I've had GPT3.5 teach me how to make a watchOS application to control a BLE device, and after a couple evenings I have one working on my watch right now.
On the bright side, it gave some concrete hands-on guidance that I just wasn't been able to get from Apple documentation. It quickly gave me enough pointers to make things click in my head. While I've never wrote a single line for any Apple ecosystem before, I have a fair amount of experiences in various other niches, so I just needed a crash-course introduction showing me the ropes until I start to see the similarities with things I already know about - and it gave me exactly what I wanted. Unlike beginner "write your first app" blog articles, this crash course was tailored specifically to my requirements, which is incredibly helpful.

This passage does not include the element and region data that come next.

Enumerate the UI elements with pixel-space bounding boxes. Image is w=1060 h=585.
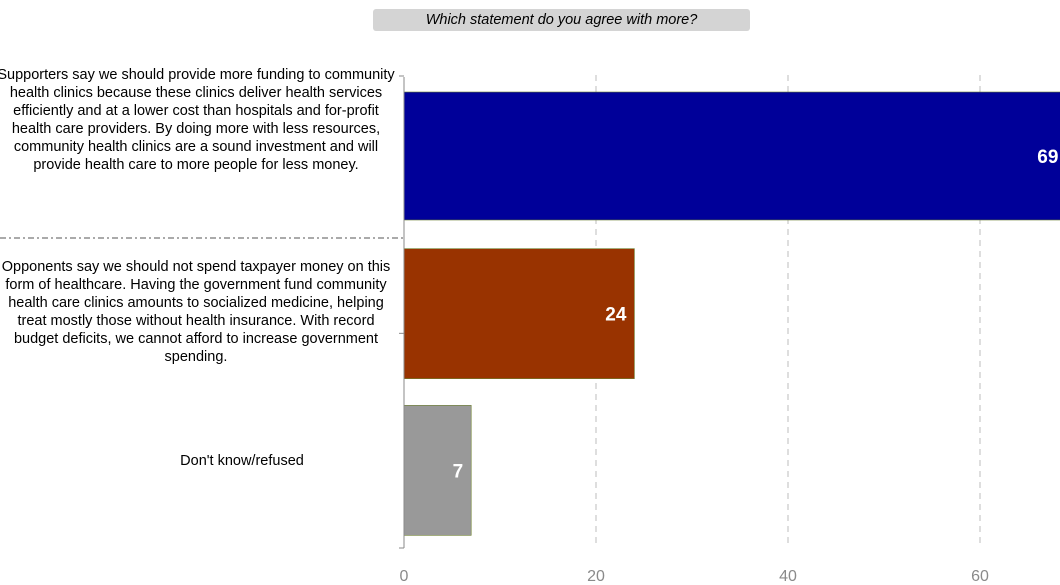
x-tick-label-0: 0	[400, 568, 409, 585]
value-label-0: 69	[1037, 147, 1058, 168]
category-label-supporters: Supporters say we should provide more fu…	[0, 67, 395, 173]
category-label-dont-know: Don't know/refused	[180, 453, 304, 469]
category-label-opponents: Opponents say we should not spend taxpay…	[1, 259, 391, 365]
x-tick-label-20: 20	[587, 568, 605, 585]
x-tick-label-60: 60	[971, 568, 989, 585]
x-tick-label-40: 40	[779, 568, 797, 585]
value-labels: 69 24 7	[453, 147, 1059, 482]
bar-1	[403, 248, 635, 379]
axes	[0, 75, 405, 549]
x-tick-labels: 0 20 40 60	[400, 568, 989, 585]
bar-2	[403, 405, 472, 536]
bar-0	[403, 91, 1060, 221]
bars	[403, 91, 1060, 536]
value-label-2: 7	[453, 461, 464, 482]
value-label-1: 24	[605, 305, 627, 326]
chart-title: Which statement do you agree with more?	[373, 9, 750, 31]
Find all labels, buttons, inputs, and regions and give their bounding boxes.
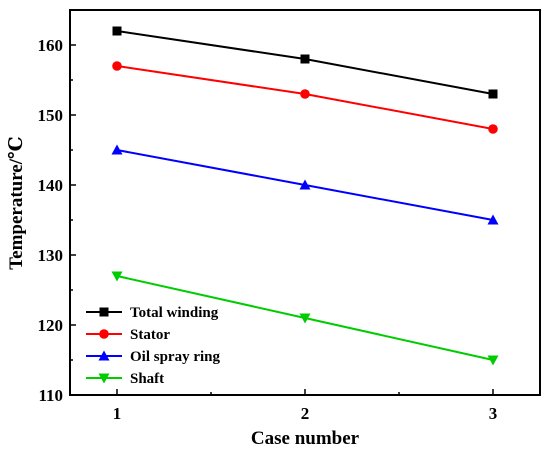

However, on the downside, the code it wrote was awful, lacking any design. It gave me enough to get familiar with Swift syntax and how to setup CoreBluetooth, but the overall architecture was non-existent - just some spaghetti that kind-of worked (save for some bugs that were easier to fix on my own than explain to GPT) in my described happy scenario. It was like a junior developer would've grabbed some pieces from StackOverflow. In my attempts to bring things to order, I've hit a knowledge cutoff barrier (it has no clue about latest Swift with new its async syntax or Xcode 14 specifics - as a few things were moved around) and heavy hallucinations (ChatGPT actively trying to refer to various classes and methods that never existed).
Still, I'm impressed. Not a replacement for a developer, but definitely a huge boon. Wonder what others' experiences and opinions are.
My experience was similar. I am most comfortable coding in python, and my html/css/js skills are not strong. I don't have the patience to stay current with frontend tools or to bash my way through all the stack overflow searching that it would require for me to code frontend stuff.
So with that context, I was able to have chatgpt do all of the heavy lifting of building a webapp. I was able to build my wish list of features like immersive reading with synchronized sound and word highlighting. Stuff that I probably wouldn't have had enough motivation to complete on my own.
But the architecture of the code is poor. It repeats itself and would be hard to maintain. I think much of this could be improved by spending more time asking gpt to refactor and restructure. The same way a senior developer might provide feedback to a junior dev's first coding project. I did some of this along the way, but that code base needs more if it were to be an ongoing project.
The README in that repo tells the story of building that particular app. I recently got access to gpt-4, and the tooling I've built has become much more reliable. I will likely polish it up and put it onto GitHub sometime soon.